The above paragraph gives a sense of language in the novel, at times tedious. There are many more interesting characters that you come across in the story. Frederick guides the American way; voluntarily joins the army as an awkward ‘elder’ to fight against the ‘Germans’ in the First World War and gets killed by a ‘German sniper.’ There is a rupture of relationship between him and Jette.
“Jette, I have to go and fight.”
“But we need you here.”
“Oh, let’s not pretend. You don’t need me for anything.”
That is the last conversation between them. Is it ‘patriotism’ or personal frustration? It is a matter for the reader to decide.
Lomax turns up at Nick-Nack by accident or divine providence and helps the Meisenheimer family going by converting the tavern into a restaurant after the Prohibition (of liquor) in 1920. Joseph thereafter takes up the business and then James. The family survives the Great Depression, the floods of Mississippi and several epidemics of diseases. The lynching of Lomax is the saddest to the family and for the readers alike. Jette is the most affected. The Second World War does not disturb the family much like the First, but Jette is affected in her conscience.
War and Music
Jette is the conscience of the story, and perhaps all of us (if sensible and intelligent). Jette inherits a gold medal that her grandfather received from Kaiser for leading the Prussian troops against the French at Spichern in 1870 travelling on a hot-air balloon! “It was tethered to the ground. From the air he could follow the fighting better. He would bellow instructions down to the command post below,” the story says.
“Jette thought of her grandfather, directing his troops to slaughter from the safety of his ridiculous balloon. She realized then that nothing would ever change. Men would repeat the same stupid mistakes again and again, slowly wiping themselves off the planet.
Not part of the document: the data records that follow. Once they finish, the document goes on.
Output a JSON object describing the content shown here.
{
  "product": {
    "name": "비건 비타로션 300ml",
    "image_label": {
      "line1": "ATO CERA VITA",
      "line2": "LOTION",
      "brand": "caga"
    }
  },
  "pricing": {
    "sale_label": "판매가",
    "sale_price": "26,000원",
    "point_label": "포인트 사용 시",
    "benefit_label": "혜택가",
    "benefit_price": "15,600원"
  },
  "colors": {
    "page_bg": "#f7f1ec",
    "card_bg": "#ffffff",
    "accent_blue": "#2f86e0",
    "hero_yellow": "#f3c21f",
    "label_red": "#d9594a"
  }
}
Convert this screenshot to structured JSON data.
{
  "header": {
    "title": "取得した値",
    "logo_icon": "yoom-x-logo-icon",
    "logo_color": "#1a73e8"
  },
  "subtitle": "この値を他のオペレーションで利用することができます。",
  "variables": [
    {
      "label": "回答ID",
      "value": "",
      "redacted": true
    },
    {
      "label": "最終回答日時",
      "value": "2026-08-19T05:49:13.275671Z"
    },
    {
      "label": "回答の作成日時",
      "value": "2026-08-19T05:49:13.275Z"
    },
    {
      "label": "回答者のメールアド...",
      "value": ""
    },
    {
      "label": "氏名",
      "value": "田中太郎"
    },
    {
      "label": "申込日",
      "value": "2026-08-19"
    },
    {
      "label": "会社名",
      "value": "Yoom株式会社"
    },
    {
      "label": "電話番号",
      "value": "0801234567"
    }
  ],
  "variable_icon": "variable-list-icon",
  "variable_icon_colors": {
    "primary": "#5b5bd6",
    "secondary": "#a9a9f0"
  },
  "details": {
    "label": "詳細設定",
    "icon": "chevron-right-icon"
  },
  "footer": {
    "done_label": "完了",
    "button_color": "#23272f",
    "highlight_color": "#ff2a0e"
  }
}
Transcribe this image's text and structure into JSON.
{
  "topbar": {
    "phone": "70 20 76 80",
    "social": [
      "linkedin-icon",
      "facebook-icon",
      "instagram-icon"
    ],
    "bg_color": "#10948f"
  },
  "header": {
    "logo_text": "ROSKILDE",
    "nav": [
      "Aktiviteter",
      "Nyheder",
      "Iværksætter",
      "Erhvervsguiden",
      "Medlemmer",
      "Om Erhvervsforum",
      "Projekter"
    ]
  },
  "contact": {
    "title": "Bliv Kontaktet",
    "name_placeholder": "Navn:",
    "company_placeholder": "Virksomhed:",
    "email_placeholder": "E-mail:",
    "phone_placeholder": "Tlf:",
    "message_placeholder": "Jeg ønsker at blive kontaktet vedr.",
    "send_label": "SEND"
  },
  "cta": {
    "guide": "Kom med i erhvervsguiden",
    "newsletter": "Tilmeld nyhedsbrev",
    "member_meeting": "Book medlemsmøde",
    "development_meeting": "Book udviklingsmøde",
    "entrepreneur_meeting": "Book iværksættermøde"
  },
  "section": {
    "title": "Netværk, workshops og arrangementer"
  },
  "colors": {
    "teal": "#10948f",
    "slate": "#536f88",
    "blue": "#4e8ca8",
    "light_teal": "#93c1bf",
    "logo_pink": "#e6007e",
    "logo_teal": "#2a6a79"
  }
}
Like the war-medal given by Kaiser, there is another symbol in the story. That is Lomax’s Cornet. A Cornet is a brass musical instrument very similar to the trumpet but much mellower in tone. This symbol is about Music of Life. After lynching Lomax, Stefan, in fact James father takes it away to New York. James recovers it when he goes to find his stepbrother in Eastport in 1986. In between there are so many events rolling.
“Always there was music.” That is the first sentence of the story. Then it follows. “It was music – Puccini, to be precise – that first drew my grandparents into each other’s orbit, more than a hundred years ago.”
The story ends in 2009 when Joseph Meisenheimer dies at the age of 105, “a ridiculous age, although not, apparently, to him.” He leaves precise instructions as to how he wishes to be remembered. There is to be no fuss, no grand memorial. All he wants, in the end, is his four sons to ‘Sing. He was “A Good American,” the story says, but perhaps unlike Barack Obama or Mitt Romney today. The following is what struck me most in the novel. James after realizing that he is not the son of Cora but Rose says,
“We cannot exist without our histories; they are what define us. But my history was a lie.”